Classroom program seeks to raise awareness of sturgeon
Lake Orion, Mich. — Jon Gray has a student in his class at Waldon Middle School in Lake Orion who hasn’t answered a question, taken a test, or turned in a homework assignment all year. But when it comes to educating its classmates, this student rises to the top of the class – well, to the top of the aquarium. The student is a juvenile lake sturgeon. It lives in a 50-gallon aquarium at the back of the class and is a key tool in Gray’s science lessons on conservation and natural resources.
The 6- to 7-inch fish is on loan from the Michigan DNR. It will stay in the classroom until the end of the school year as part of a pilot program called Sturgeon in the Classroom. Gray’s class is one of eight across the state participating in the program.
“This is a pilot program we started (this school year) just to see if it’s even feasible to continue,” said Kevin Frailey, the DNR’s education services manager who facilitates the program. “We’ve had requests for it for years and Fisheries Division chief Jim Dexter said we should give it a try. We were the obvious choice (to run the program) since we run the Salmon in the Classroom program.
Salmon in the Classroom allows schools to receive and raise salmon eggs. Students watch them hatch, raise the tiny fry for a school year, then release them as 2- to 3-inch smolts into the Great Lakes in the spring.
“The sturgeon program could never be the size of the Salmon in the Classroom program, which has over 200 schools participating,” Frailey said. “The sturgeon is a threatened species in Michigan and there just aren’t as many available.”
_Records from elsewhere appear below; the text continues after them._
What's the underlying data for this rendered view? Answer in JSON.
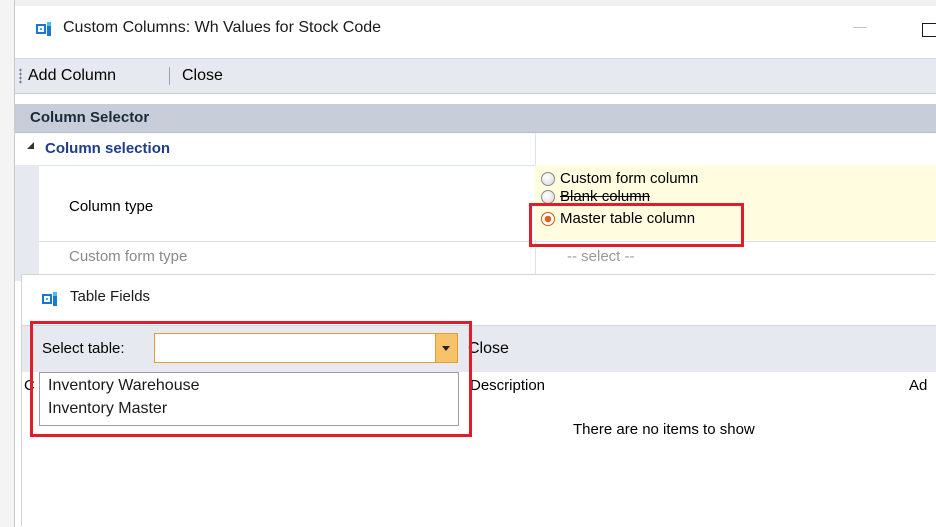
{
  "main_window": {
    "title": "Custom Columns: Wh Values for Stock Code",
    "minimize_glyph": "—"
  },
  "toolbar": {
    "add_column_label": "Add Column",
    "close_label": "Close"
  },
  "column_selector": {
    "header": "Column Selector",
    "group_label": "Column selection",
    "column_type_label": "Column type",
    "options": [
      {
        "label": "Custom form column",
        "checked": false
      },
      {
        "label": "Blank column",
        "checked": false
      },
      {
        "label": "Master table column",
        "checked": true
      }
    ],
    "custom_form_type_label": "Custom form type",
    "custom_form_type_value": "-- select --"
  },
  "table_fields": {
    "title": "Table Fields",
    "select_table_label": "Select table:",
    "select_table_value": "",
    "close_label": "Close",
    "columns": {
      "first_partial": "C",
      "description": "Description",
      "last_partial": "Ad"
    },
    "empty_message": "There are no items to show",
    "dropdown_options": [
      "Inventory Warehouse",
      "Inventory Master"
    ]
  },
  "colors": {
    "accent_blue": "#1976d2",
    "highlight_red": "#e11d2a",
    "selector_orange": "#e79a33",
    "value_cell_yellow": "#fffce0",
    "group_label_blue": "#1f3d8a"
  },
  "icons": {
    "app_icon": "app-logo-icon",
    "group_toggle": "collapse-triangle-icon",
    "dropdown_arrow": "chevron-down-icon"
  }
}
The limited availability didn’t deter Gray from jumping into the program.
“The students love it and we use it as a learning tool,” Gray said. “I think the key to the program is to make them aware of issues (like threatened species) and expose them to the message of conservation.”
His eighth-grade science students seem to enjoy the added company and the lessons learned.
“I like having (the fish) in the class and watching it grow,” said student Trake Gezycki. “We’ve learned where they live, what kind of habitat they like, and how big they get. We’ve learned all about them.”
According to the Sturgeon for Tomorrow website, sturgeon have been around since the Upper Cretaceous period about 136 million years ago. To put that into perspective, sturgeon were on the Earth when dinosaurs were at the height of their existence. The fish are native to the Great Lakes system and are the largest freshwater fish in the system.
Sturgeon can grow to 6 feet and weigh upwards of 200 pounds. The average life span of a sturgeon is about 55 years for a male and 80 to 150 years for a female. Females usually don’t reach sexual maturity until they are in excess of 20 years old.
Gray said that along with the biology lessons the students receive, they also study environmental issues and cultural issues.
“The key to the program is to raise awareness of sturgeon,” Frailey said. “They are one of the coolest fish we have in Michigan. We hope that if we raise awareness of them people will be more likely to protect them.”